То есть, они могли предположить такой вариант, что в этом здании будут люди, и вот если россияне туда долбанут, то как бы они и будут виноваты.

Они, безусловно, это делают везде. То есть они школы, детсады, все это занимают. Они могут там какое-то количество людей удерживать. Но чтобы самим подорвать людей. Я все-таки желаю верить в человека до последнего.

— Как полагаете, когда может закончиться спецоперация?

— В той форме, как мы сейчас это наблюдаем, — нескоро. Семь дней Мариуполь, недели две (а то и три) замкнуть донецкий котел. Последующее наступление, окружение Николаева, наступление на Одессу — еще две недели минимум. Вот мы уже с вами насчитали месяца полтора.

Безусловно, каждое поражение будет морально очень сильно подрывать самоощущение ВСУ и украинских граждан, саму атмосферу — они начнут ломаться. Возможно, будут какие-то большие капитуляции.

Параллельно произойдет закольцевание вокруг Харькова, перестанут поставлять туда ГСМ (горюче-смазочные материалы. — «Газета.Ru») и вооружение.

То есть, это как минимум полтора месяца на ту форму операции, в которой у нас есть явное преимущество — а мы его неизбежно покажем.

А потом они могут Киев удерживать сколько угодно. Я все-таки напомню, что, когда Киев брали в 1943 году, мы потеряли 413 тыс. человек. Российское руководство на такие жертвы не пойдет.

— Стоит ли российским военным ждать помощи от местных?

— Я не думаю, что надо всерьез на это рассчитывать. Шанс есть на создание местных администраций на освобожденных территориях.
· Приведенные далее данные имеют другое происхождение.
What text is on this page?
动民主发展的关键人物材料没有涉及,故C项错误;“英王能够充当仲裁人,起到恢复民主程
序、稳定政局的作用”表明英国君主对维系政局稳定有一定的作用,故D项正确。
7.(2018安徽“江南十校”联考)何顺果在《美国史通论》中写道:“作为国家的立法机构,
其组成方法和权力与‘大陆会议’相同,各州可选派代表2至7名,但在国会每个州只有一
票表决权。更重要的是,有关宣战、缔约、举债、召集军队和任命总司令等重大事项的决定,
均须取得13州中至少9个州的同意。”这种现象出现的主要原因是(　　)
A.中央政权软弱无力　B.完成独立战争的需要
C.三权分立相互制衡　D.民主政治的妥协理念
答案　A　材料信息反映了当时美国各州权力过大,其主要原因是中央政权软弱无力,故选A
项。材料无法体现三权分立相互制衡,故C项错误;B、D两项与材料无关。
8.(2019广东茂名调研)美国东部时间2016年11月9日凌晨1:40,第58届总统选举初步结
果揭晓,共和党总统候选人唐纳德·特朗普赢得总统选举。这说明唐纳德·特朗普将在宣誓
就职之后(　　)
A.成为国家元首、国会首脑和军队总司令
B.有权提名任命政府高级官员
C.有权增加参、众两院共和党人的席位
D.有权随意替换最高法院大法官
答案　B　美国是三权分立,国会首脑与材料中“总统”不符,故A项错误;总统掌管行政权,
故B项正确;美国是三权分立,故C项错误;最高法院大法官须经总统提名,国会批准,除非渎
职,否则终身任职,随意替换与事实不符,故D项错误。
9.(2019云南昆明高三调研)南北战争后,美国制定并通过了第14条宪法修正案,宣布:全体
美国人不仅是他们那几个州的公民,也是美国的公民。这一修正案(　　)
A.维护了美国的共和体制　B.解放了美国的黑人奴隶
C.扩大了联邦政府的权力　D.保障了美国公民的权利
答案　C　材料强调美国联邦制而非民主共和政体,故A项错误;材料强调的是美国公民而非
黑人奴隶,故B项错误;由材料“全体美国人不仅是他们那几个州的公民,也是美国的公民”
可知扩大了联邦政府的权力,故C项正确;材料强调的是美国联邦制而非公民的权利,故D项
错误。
Я думаю, расчет на помощь со стороны местных был в первые полтора дня, и он быстро завершился.

— Что можно сказать о лидерах сил, противостоящих ДНР, ЛНР на Украине?
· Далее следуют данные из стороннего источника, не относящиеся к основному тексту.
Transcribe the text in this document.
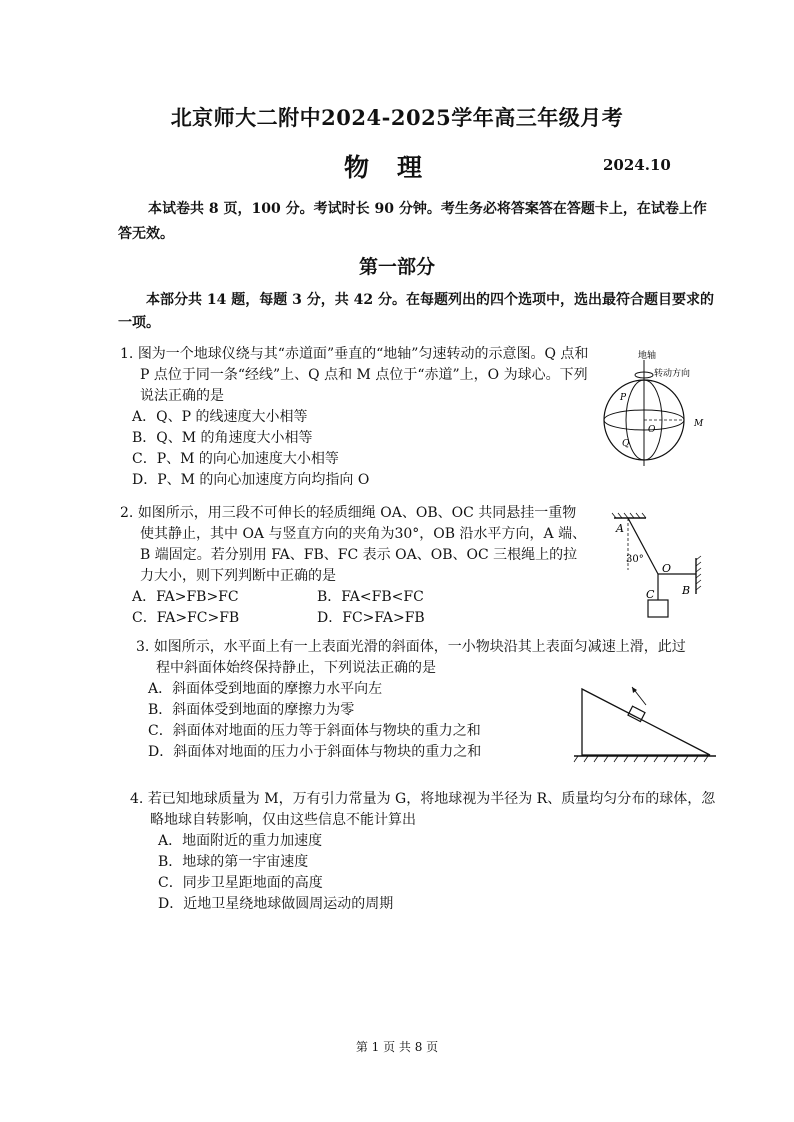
北京师大二附中2024-2025学年高三年级月考
物理	2024.10
本试卷共 8 页，100 分。考试时长 90 分钟。考生务必将答案答在答题卡上，在试卷上作答无效。
第一部分
本部分共 14 题，每题 3 分，共 42 分。在每题列出的四个选项中，选出最符合题目要求的一项。
1. 图为一个地球仪绕与其“赤道面”垂直的“地轴”匀速转动的示意图。Q 点和 P 点位于同一条“经线”上、Q 点和 M 点位于“赤道”上，O 为球心。下列说法正确的是
A．Q、P 的线速度大小相等
B．Q、M 的角速度大小相等
C．P、M 的向心加速度大小相等
D．P、M 的向心加速度方向均指向 O
地轴
转动方向
P
O
Q
M
2. 如图所示，用三段不可伸长的轻质细绳 OA、OB、OC 共同悬挂一重物使其静止，其中 OA 与竖直方向的夹角为30°，OB 沿水平方向，A 端、B 端固定。若分别用 FA、FB、FC 表示 OA、OB、OC 三根绳上的拉力大小，则下列判断中正确的是
A．FA>FB>FC	B．FA<FB<FC
C．FA>FC>FB	D．FC>FA>FB
A
30°
O
B
C
3. 如图所示，水平面上有一上表面光滑的斜面体，一小物块沿其上表面匀减速上滑，此过程中斜面体始终保持静止，下列说法正确的是
A．斜面体受到地面的摩擦力水平向左
B．斜面体受到地面的摩擦力为零
C．斜面体对地面的压力等于斜面体与物块的重力之和
D．斜面体对地面的压力小于斜面体与物块的重力之和
4. 若已知地球质量为 M，万有引力常量为 G，将地球视为半径为 R、质量均匀分布的球体，忽略地球自转影响，仅由这些信息不能计算出
A．地面附近的重力加速度
B．地球的第一宇宙速度
C．同步卫星距地面的高度
D．近地卫星绕地球做圆周运动的周期
第 1 页 共 8 页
— [Арсен] Аваков (бывший глава МВД Украины) и [Андрей] Билецкий (экс-командир запрещенного в РФ нацбатальона «Азов») — вот два важных персонажа. А остальные не имеют никакого значения.
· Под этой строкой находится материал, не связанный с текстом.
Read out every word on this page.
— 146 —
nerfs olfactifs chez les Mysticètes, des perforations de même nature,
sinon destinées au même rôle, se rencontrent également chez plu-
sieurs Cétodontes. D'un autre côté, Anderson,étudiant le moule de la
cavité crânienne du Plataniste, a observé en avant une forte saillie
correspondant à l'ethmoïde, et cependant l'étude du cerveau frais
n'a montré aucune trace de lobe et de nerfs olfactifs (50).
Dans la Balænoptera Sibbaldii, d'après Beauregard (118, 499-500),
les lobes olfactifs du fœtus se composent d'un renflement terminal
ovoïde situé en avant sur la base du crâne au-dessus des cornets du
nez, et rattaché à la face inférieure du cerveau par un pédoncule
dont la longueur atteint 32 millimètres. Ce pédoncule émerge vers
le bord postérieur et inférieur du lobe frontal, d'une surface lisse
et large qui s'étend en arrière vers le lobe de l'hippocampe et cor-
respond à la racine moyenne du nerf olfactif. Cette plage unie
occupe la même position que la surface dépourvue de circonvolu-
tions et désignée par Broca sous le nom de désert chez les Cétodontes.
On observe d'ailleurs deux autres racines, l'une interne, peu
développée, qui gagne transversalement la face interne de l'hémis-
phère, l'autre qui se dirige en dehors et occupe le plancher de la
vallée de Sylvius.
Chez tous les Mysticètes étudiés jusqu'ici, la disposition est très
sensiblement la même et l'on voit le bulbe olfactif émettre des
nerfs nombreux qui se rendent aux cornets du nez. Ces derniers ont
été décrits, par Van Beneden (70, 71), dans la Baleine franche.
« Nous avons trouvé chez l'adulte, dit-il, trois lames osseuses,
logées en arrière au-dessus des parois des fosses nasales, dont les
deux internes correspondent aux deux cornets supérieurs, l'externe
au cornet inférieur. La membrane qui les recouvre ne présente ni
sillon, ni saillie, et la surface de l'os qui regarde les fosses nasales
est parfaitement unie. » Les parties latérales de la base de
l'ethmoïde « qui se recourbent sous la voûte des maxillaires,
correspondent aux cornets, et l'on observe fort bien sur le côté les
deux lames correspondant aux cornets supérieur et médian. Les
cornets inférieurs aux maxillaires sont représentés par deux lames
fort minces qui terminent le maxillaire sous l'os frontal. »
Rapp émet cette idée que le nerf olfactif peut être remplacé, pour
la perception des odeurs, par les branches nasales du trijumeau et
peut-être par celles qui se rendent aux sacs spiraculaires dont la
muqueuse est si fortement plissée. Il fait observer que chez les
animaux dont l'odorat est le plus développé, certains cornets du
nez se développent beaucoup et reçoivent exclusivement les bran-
Гипотетически можно их и судить, можно с ними все что угодно сделать, но дело не в этом. Там же нет общей системы управления. В любом случае донбасский котел, зачистка Мариуполя будут значить больше, чем погибель одного Авакова.

Ликвидация лидеров этих отрядов никак не влияет на ситуацию — это взаимозаменяемые фигуры. Кадровые, военные и прочие решения принимаются уже на местах. Чернигов сам решает, Сумы сами решают. И исчез условный Аваков или не исчез — в Чернигове, в Харькове ничего не изменится.

— То есть, это будут отдельные отряды, которые действуют сами по себе?

— Когда произойдет перелом, достаточно быстро эта история покатится вниз. Вот мы сейчас пока тащим этот камень на вершину. Как только мы его дотащим, вниз он побежит быстрее. Потому что, еще раз говорю, прекращение подвоза БК (боекомплекта. — «Газета.Ru») и ГСМ будет просто шаг за шагом нивелировать сопротивление. Видимо, на это и есть расчет.

— И в какой-то момент они сдадутся?

— Ну, Киев не будет сдаваться, потому что они накопили себе, я думаю, на год войны и на все остальное. Они сдаваться не будут. А вот остальные города потихоньку начнут.

— Вас иногда сравнивают с журналистом Аркадием Бабченко, иногда называют антиподами. Если вы с ним встретитесь, как вы себя поведете?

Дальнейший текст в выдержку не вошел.